Unless base has a virtual destructor, deletion of derived objects using a base* will fail to call destructors for the further derived classes and their members and other bases... here name would not be deallocated.

It's said that if the base class destructor is made "virtual", the memory leak problem would be solved. Why?

virtual functions are the way the compiler coordinates calls to derived-class-specific functions from code that only has a pointer or reference to the base class. This is a fundamental aspect of Object Oriented Programming support in C++, and if you don't understand it you should get a good book or online tutorial, but to give a very concise introduction: a virtual function works a bit like having a function pointer in the base class that normally points to the base class's function implementation, but if a derived class constructor runs then the function pointer is overwritten with the address of its own implementation (in practice virtual dispatch tends to use class-specific tables of function pointers for better memory efficiency, but the observable functionality is similar to what I've described). So, your derived destructor won't run when you delete using a pointer with static type of base* unless it's virtual - there's no function-pointer-like indirection coordinated by the derived type that could arrange this.

OTHER TIPS

Both classes Base and Derived do not have virtual destructors, which means the destructor is not in vtable, so when you write:

Base * base = new Derived();
...
delete base;

Typically, what happens is that only Base::~Base() will be called, which means Derived::~Derived() is not called, which in turn means that you will get memory leaks if you are expecting Derived::~Derived() to be called.

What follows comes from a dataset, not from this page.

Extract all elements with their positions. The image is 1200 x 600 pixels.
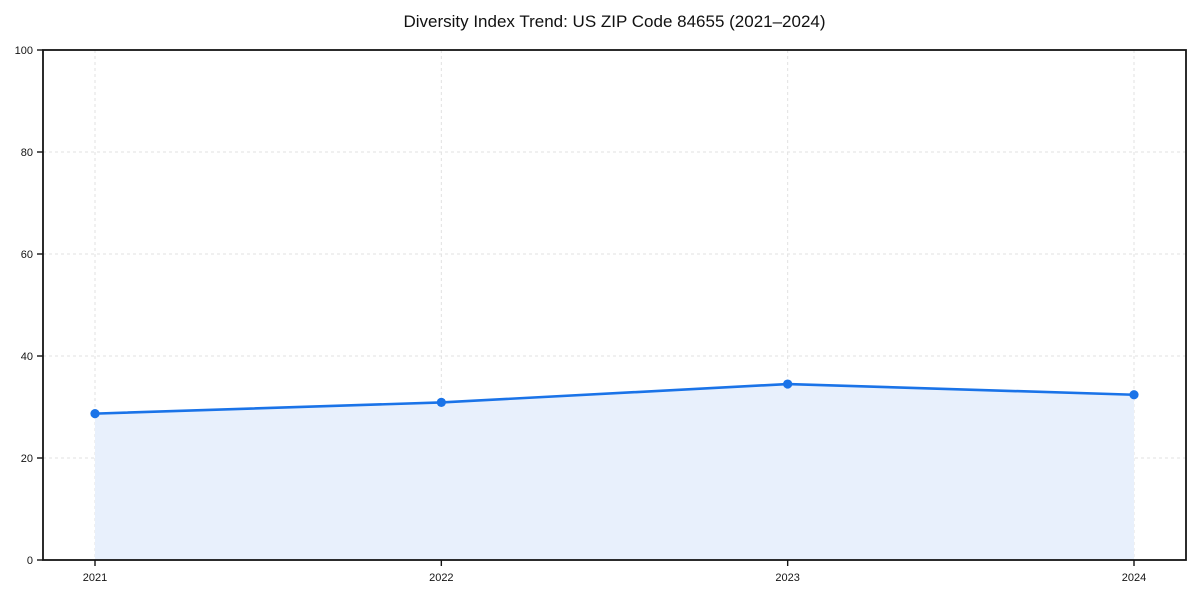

The solution to this problem is to make the destructor virtual so that it gets put into the vtable. Thus "delete base;" will call the destructor of the dynamic type (Derived) and destroy the object correctly.

When you delete an object, there are two ways C++ might decide what destructor function to call.

If the pointer to that object has been declared to be of type T*, but T::~T() is a virtual function, then C++ looks in a virtual function table to find which destructor to call. The virtual function table is found via a pointer stored within the memory of that instance of the object, which is determined by the class that was actually constructed, not by the type of the pointer. For the object initialized by base* aPointer = new der, if ~base() had been declared virtual, C++ would be able to look in the virtual function table of the actual concrete class (der, not base), and when it did so, it would find the destructor function ~der(). This would delete name and then would call the destructor defined by the class der was derived from; that is, it would call ~base(), which deletes ptr. If base had been derived from some other class, its destructor would call that class's destructor, and so on until reaching a class that was not derived from anything.

But if the pointer to the object has been declared to be of type T*, and the destructor of T is not virtual, then the only destructor the compiler can use is the one that was defined when you defined T, namely, T::~T(). So, because aPointer was declared to be a base*, delete aPointer will first call ~base(), which deletes ptr, and then it returns, because there are no further base classes whose destructors can be called. The destructor ~der() is never called in this case, so name is not deleted. That's a memory leak.